Study Finds that Airbnb Promotes Social Inequality

Over 60% of registered Airbnb owners in the capital area are renting properties in downtown Reykjavík or adjoining neighbourhoods. Kjarninn reports that  Airbnb properties are concentrated on six downtown streets: Laugavegur, Hverfisgata, Grettisgata, Berþórugata, Óðinsgata and Bjarnarstígur. Up to 70% of the properties on several of these streets are registered as Airbnbs.
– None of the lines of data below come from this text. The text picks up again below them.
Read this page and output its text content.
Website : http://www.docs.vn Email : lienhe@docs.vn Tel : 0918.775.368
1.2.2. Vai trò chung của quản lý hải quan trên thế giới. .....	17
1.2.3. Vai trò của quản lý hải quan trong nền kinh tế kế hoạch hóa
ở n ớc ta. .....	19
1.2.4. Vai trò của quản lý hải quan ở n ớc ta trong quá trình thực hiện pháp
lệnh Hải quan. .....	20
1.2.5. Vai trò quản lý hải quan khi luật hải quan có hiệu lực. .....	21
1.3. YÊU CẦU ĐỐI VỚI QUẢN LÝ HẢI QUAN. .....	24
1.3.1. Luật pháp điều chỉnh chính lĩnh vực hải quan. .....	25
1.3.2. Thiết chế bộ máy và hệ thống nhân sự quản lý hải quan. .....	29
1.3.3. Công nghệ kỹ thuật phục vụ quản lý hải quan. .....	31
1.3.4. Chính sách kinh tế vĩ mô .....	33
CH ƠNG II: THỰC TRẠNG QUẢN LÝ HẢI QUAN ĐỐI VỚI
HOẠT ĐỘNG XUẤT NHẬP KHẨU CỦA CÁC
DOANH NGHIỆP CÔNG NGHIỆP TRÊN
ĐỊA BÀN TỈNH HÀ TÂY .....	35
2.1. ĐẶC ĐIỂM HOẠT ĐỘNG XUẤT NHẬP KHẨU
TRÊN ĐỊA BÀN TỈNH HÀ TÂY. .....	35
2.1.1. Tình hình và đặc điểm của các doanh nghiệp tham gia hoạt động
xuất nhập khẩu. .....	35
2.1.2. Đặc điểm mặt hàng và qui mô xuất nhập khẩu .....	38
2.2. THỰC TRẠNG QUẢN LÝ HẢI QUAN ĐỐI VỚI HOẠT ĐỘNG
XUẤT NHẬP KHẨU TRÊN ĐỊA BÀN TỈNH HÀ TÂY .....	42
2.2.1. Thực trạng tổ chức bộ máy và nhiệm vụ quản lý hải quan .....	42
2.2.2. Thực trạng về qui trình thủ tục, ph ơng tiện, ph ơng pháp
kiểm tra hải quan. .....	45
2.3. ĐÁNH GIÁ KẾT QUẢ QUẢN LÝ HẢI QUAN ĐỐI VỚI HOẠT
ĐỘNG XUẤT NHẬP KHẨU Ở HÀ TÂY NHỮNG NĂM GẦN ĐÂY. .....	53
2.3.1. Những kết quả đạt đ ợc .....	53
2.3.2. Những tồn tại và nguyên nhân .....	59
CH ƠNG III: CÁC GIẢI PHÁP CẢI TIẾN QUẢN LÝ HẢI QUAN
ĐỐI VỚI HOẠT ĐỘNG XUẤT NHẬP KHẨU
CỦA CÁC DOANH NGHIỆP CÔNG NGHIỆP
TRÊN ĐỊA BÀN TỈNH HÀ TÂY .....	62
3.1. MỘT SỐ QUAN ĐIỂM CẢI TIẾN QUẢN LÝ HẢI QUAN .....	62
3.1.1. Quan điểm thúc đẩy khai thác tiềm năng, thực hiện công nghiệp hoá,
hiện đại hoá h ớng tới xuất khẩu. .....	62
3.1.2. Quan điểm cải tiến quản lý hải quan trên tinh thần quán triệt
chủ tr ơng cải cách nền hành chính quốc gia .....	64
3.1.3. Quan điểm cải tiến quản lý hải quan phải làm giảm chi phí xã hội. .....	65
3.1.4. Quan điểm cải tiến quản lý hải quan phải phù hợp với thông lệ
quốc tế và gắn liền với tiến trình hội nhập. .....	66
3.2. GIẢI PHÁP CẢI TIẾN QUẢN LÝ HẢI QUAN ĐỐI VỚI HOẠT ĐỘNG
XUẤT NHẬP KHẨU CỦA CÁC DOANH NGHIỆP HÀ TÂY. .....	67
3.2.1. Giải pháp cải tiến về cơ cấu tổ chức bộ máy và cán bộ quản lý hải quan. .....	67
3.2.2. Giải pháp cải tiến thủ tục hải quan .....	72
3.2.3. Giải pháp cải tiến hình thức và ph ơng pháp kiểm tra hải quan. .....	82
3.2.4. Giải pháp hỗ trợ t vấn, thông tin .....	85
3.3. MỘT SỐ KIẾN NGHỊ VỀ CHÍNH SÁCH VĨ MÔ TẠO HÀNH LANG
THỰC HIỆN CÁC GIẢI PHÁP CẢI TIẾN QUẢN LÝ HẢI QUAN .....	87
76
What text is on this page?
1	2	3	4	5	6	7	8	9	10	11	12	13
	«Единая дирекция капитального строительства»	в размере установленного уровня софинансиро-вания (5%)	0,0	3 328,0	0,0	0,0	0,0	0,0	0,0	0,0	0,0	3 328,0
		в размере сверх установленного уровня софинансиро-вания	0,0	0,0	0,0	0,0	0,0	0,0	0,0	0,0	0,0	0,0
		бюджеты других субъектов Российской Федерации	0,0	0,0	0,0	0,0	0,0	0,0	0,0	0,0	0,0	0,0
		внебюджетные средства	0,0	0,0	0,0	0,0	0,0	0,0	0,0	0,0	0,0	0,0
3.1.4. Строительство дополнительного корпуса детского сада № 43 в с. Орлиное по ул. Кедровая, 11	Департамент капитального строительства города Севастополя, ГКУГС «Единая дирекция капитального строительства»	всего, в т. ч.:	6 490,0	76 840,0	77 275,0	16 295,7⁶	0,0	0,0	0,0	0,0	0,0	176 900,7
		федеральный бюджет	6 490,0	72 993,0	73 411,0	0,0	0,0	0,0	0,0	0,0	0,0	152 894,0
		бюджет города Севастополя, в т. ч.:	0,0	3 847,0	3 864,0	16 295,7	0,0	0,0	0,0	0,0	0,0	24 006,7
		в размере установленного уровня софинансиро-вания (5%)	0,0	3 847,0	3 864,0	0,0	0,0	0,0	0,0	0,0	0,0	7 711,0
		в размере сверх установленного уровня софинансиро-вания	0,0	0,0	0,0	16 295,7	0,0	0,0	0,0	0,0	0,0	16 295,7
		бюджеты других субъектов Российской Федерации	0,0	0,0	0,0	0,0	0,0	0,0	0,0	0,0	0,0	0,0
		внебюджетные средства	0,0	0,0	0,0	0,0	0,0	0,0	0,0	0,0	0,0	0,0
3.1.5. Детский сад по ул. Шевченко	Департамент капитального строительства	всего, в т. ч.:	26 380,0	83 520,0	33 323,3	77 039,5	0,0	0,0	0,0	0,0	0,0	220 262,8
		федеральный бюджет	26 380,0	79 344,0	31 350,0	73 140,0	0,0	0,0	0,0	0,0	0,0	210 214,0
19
These findings were published on Friday in a study which examines the impact of Airbnb on the housing market in the capital area. The study, a research project that Anne-Cécile Mermet, a lecturer at Sorbonne University in France carried out, in partnership with the Icelandic Tourism Board, the City of Reykjavik and the Housing Fund, found that of registered Airbnb owners in the capital area, 80% were located in Reykjavík. Of these, 37% rent out properties in the 101 postcode (Reykjavík city centre), 17% in 105 Reykjavík, and 7% in 107 Reykjavík.

As of April 2019, there were 2,567 property owners in Reykjavík registered on Airbnb, 58% of whom are operating without a legal license. The number of capital-area homeowners with registered properties on Airbnb has dramatically increased in recent years. In January 2016, there were 2,032 owners registered on the website. By January 2018, the number had almost doubled to 4,154.

The study showed that homeowners who rent out their properties on Airbnb are not a homogeneous group of people with a homogeneous set of goals and/or business practices. Therefore, the consequences of these individuals renting their properties vary. While in some cases, Airbnb has led to property ownership being shifted to investors and business entities, in others, it has helped individuals be able to afford to remain in their homes or make ends meet.

One of the primary findings of the study was that Airbnb and short-term rentals have helped promote social inequality in the capital area. Namely, the website helps individuals who already own assets secure their foothold on the housing market. Further consequences are, of course, a reduced supply of rental properties on the market and higher prices.